■足し算ではなく掛け算に?

 近年は出場機会に恵まれなかったが、欧州での経験が伊達ではないことを武藤は証明した。今度はここに、日本代表の前線の柱である大迫勇也が加わる。バルセロナでともにプレーしたボージャンが、イニエスタの記憶と感覚をさらに鮮やかに蘇らせる可能性もある。

 武藤、大迫、ボージャンは、センターFWやセカンドストライカーと、本来はピッチ中央を主戦場とする選手たちだ。サイドでのプレーもできないわけではないが、三浦監督はこの新戦力をいかにチームに組み込み、共存させ、あるいはチームを変えていくのか。

 この鹿島戦の後、三浦監督は試合中に複数回システム変更を施していたことを明かし、選手たちの戦術理解度の高さを称賛していた。この日も普段の4-4-2ではなく3バックを使用するなど、新たな戦い方を導入する素地は、すでにある。

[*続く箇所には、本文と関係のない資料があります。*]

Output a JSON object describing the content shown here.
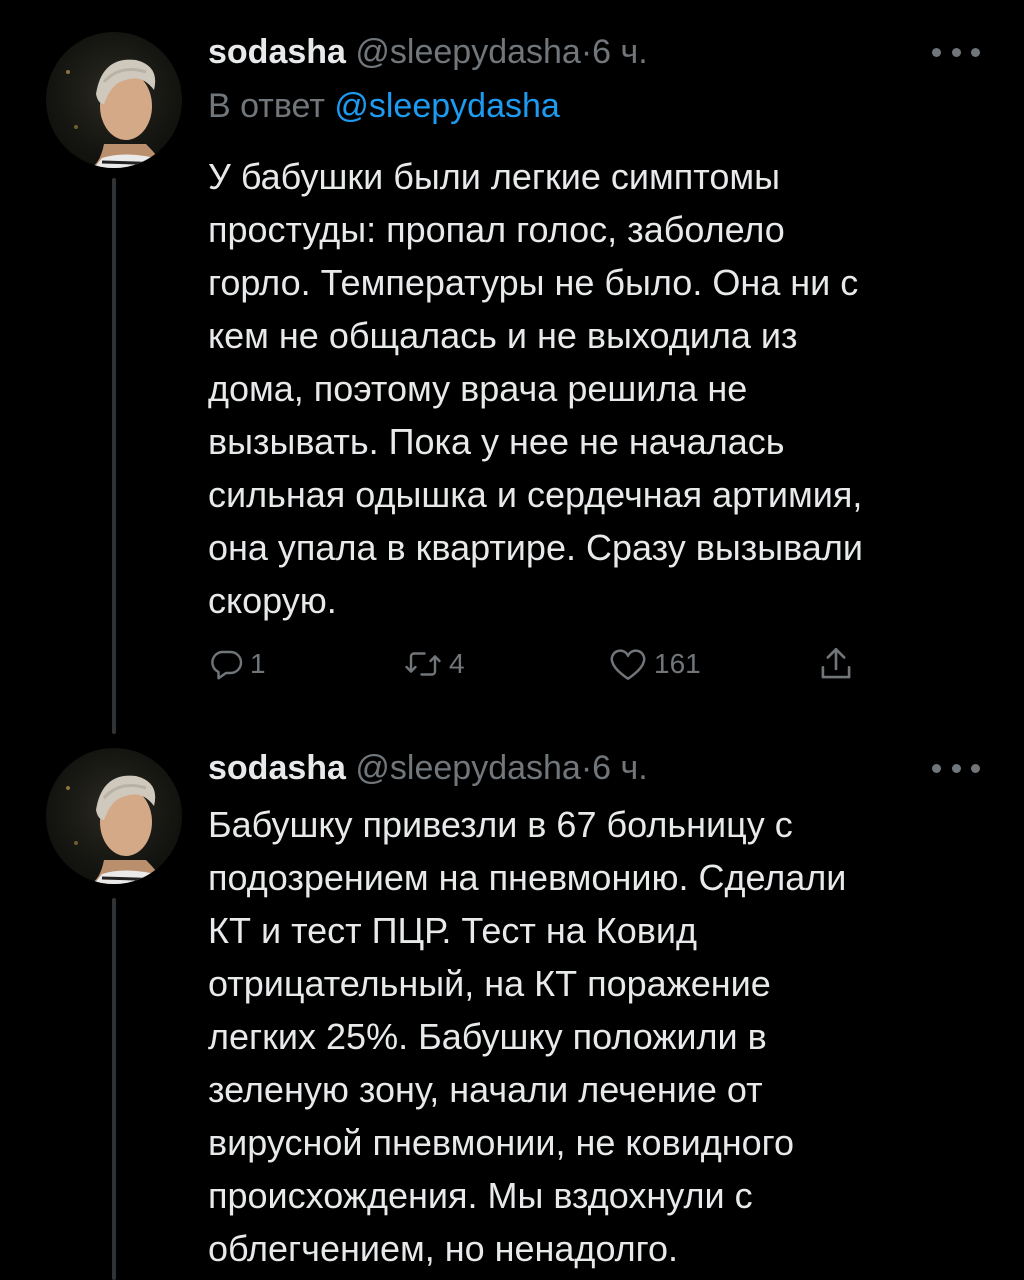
{
  "tweets": [
    {
      "author": "sodasha",
      "handle": "@sleepydasha",
      "separator": "·",
      "time": "6 ч.",
      "reply_prefix": "В ответ",
      "reply_mention": "@sleepydasha",
      "text": "У бабушки были легкие симптомы\nпростуды: пропал голос, заболело\nгорло. Температуры не было. Она ни с\nкем не общалась и не выходила из\nдома, поэтому врача решила не\nвызывать. Пока у нее не началась\nсильная одышка и сердечная артимия,\nона упала в квартире. Сразу вызывали\nскорую.",
      "stats": {
        "replies": "1",
        "retweets": "4",
        "likes": "161"
      }
    },
    {
      "author": "sodasha",
      "handle": "@sleepydasha",
      "separator": "·",
      "time": "6 ч.",
      "text": "Бабушку привезли в 67 больницу с\nподозрением на пневмонию. Сделали\nКТ и тест ПЦР. Тест на Ковид\nотрицательный, на КТ поражение\nлегких 25%. Бабушку положили в\nзеленую зону, начали лечение от\nвирусной пневмонии, не ковидного\nпроисхождения. Мы вздохнули с\nоблегчением, но ненадолго."
    }
  ],
  "icons": {
    "reply": "reply-icon",
    "retweet": "retweet-icon",
    "like": "heart-icon",
    "share": "share-icon",
    "more": "more-icon"
  },
  "colors": {
    "background": "#000000",
    "text": "#e7e9ea",
    "secondary": "#71767b",
    "link": "#1d9bf0",
    "thread_line": "#2f3336"
  }
}
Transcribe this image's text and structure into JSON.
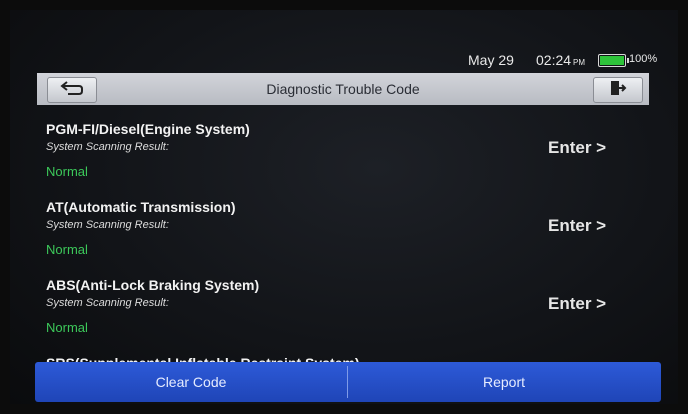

 サッカーは単純に戦力を足し算できるものではないが、1人の選手の存在で大きくプレーが変化する事実は示された。うまく戦力を結び付ければ、それは足し算ではなく掛け算となって、チームの力が伸びていく可能性がある。

 通常はシーズン前の入念な準備で新たなチームができていくものだが、今年の神戸はまったく違う進化論を提示してくれるかもしれない。